La société Cornette de Saint-Cyr a à son tour et par acte du 11 août 2022 assigné la société Paname Services en intervention forcée devant le même tribunal.
Les deux instances ont été jointes selon ordonnance du 11 octobre 2022.
Madame [J] [O], épouse [B], est volontairement intervenue à l’instance aux côtés de son époux selon conclusions du 13 janvier 2023.
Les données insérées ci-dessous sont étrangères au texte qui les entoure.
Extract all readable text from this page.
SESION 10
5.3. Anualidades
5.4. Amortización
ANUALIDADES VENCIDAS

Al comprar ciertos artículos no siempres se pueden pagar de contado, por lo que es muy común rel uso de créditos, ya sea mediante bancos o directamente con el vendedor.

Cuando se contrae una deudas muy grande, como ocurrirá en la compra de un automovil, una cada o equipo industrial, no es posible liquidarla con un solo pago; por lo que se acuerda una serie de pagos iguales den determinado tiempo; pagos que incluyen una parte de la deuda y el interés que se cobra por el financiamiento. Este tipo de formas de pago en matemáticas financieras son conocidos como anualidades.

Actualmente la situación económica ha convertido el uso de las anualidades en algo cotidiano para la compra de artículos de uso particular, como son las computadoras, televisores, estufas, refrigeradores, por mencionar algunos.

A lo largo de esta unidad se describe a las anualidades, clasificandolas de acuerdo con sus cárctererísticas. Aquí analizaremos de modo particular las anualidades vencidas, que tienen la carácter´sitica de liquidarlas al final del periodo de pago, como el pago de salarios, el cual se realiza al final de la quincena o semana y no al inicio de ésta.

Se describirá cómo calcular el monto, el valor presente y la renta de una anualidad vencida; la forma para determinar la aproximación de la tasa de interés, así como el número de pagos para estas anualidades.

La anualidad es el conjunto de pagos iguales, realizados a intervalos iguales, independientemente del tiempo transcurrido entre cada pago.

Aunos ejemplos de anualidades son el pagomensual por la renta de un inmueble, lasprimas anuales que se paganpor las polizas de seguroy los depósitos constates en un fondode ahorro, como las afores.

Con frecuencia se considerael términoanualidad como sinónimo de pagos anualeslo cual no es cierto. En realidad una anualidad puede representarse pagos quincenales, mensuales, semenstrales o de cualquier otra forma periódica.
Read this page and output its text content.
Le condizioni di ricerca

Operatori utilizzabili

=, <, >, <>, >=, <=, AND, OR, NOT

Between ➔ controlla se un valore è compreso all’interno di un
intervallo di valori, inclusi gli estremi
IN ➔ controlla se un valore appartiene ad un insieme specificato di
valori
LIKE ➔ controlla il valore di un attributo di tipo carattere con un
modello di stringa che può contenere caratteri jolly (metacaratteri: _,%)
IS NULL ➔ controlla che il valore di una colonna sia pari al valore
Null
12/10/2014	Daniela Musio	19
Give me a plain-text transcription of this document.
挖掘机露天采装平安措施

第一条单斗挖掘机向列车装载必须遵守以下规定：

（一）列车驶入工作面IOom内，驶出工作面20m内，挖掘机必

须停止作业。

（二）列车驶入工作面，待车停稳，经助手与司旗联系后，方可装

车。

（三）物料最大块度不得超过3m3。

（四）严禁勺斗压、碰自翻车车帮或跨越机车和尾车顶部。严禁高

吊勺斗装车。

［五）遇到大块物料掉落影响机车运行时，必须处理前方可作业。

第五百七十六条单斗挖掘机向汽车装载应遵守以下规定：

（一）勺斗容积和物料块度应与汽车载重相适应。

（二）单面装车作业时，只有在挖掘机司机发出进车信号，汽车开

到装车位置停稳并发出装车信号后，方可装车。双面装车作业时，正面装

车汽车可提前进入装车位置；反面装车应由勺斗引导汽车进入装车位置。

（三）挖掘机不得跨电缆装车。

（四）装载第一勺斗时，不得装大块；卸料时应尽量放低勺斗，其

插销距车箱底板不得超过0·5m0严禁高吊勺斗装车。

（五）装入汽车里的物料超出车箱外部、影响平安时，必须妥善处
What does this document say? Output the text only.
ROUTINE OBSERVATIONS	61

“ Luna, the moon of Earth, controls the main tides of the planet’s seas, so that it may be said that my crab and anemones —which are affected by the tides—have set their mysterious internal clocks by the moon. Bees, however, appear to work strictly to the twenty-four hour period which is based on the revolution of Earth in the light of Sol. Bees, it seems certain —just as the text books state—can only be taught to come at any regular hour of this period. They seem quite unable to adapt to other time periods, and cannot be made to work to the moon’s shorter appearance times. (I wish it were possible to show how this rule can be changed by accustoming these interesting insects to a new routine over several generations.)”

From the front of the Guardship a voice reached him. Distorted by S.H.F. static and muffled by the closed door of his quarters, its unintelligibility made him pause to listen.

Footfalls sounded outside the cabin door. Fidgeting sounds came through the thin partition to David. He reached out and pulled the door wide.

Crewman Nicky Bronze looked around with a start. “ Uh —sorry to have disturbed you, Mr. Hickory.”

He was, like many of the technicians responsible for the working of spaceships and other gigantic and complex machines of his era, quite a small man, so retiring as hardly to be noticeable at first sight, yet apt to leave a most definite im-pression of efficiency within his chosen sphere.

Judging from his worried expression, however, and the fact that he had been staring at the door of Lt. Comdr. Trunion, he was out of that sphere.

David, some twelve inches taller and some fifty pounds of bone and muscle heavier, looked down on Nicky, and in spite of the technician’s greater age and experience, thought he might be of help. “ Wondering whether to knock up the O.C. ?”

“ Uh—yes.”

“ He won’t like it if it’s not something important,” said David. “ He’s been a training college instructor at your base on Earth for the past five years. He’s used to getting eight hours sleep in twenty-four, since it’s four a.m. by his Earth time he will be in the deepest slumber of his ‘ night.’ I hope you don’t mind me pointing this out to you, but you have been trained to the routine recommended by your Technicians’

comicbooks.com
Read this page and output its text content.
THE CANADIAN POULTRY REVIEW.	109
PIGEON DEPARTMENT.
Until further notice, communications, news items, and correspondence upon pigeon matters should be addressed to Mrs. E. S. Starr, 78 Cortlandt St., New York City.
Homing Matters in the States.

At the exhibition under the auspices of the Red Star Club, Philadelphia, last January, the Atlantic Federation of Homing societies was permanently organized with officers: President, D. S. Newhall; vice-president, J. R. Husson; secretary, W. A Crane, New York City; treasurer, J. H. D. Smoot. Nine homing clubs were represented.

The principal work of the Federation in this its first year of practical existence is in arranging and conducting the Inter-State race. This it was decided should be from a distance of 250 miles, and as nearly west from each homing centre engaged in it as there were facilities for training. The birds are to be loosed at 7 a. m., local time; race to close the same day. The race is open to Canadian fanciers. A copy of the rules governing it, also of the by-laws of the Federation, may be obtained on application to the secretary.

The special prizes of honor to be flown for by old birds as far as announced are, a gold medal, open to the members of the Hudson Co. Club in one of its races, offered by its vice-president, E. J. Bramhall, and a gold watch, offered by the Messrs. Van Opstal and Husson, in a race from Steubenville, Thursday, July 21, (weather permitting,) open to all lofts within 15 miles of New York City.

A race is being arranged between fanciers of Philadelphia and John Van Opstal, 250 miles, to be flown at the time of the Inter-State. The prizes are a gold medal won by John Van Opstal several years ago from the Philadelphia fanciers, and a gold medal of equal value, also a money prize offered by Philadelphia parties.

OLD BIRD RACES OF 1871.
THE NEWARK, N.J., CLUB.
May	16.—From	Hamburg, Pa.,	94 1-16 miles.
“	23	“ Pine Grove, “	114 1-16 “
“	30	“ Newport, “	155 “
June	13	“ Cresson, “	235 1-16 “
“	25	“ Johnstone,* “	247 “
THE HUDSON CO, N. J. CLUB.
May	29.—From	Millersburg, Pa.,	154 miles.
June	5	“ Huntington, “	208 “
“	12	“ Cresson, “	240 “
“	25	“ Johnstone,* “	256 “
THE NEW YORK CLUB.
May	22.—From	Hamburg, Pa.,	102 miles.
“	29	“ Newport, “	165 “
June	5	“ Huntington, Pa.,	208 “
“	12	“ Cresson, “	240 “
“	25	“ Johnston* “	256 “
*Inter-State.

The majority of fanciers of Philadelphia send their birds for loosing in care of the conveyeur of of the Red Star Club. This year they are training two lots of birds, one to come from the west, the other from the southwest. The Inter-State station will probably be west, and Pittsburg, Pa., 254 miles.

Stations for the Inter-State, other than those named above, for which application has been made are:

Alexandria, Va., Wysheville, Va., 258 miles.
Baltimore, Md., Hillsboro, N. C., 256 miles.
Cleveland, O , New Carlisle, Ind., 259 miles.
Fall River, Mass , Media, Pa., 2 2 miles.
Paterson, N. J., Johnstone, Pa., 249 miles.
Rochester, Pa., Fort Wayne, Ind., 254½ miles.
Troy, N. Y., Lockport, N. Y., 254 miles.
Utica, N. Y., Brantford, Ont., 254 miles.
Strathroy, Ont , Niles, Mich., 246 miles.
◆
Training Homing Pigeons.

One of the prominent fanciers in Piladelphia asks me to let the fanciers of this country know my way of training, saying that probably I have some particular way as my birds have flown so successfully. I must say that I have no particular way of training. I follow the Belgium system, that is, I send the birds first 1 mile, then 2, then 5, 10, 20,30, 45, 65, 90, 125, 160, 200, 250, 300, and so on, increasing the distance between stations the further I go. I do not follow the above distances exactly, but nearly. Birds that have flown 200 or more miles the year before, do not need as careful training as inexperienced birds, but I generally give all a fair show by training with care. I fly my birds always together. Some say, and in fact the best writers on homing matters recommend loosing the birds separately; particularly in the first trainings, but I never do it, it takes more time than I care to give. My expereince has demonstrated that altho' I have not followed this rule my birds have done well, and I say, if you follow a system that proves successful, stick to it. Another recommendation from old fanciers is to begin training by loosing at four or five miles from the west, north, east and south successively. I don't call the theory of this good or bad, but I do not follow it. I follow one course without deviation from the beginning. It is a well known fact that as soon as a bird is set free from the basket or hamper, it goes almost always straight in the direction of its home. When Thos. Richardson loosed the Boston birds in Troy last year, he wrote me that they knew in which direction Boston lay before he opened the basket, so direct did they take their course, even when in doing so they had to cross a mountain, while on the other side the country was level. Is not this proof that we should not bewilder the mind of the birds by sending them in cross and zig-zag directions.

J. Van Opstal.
La société Cornette de Saint-Cyr a par conclusions du 27 septembre 2023 saisi le juge de la mise en état d’incidents d’irrecevabilité des demandes de Monsieur [B], faute de qualité et d’intérêt à agir, et de communication de pièces, réclamant la production sous astreinte de la facture d’achat du dessin dont la disparition est évoquée et tout document relatif à sa propriété et sa provenance. La société Paname Services a, par conclusions du 22 septembre 2023, soulevé l’irrecevabilité de l’action de la société Cornette de Saint-Cyr à son encontre, pour cause de forclusion.
*
Le juge de la mise en état, par ordonnance du 7 novembre 2023, a :
— déclaré irrecevables les demandes de Monsieur [B] pour défaut d’intérêt et de qualité à agir,
— débouté la société Cornette de Saint-Cyr de sa demande de communication forcée de pièces,
— déclaré irrecevable comme forclos l’appel en garantie formé par la Cornette de Saint-Cyr à l’encontre de la société Paname Services,
— mis en en conséquence hors de cause la société Paname Services,
— condamné la société Cornette de Saint-Cyr à payer à la société Paname Services la somme de 1.500 euros au titre de l’article 700 du code de procédure civile (rejetant en équité la demande de la maison de vente formulée à ce titre contre Monsieur [B]),
— condamné la société Cornette de Saint-Cyr aux dépens de l’incident,
— débouté la société Cornette de Saint-Cyr de sa demande au titre des frais irrépétibles,
— rejeté les autres demandes des parties,
— renvoyé l’affaire en mise en état,
— rappelé que l’ordonnance est de droit exécutoire par provision.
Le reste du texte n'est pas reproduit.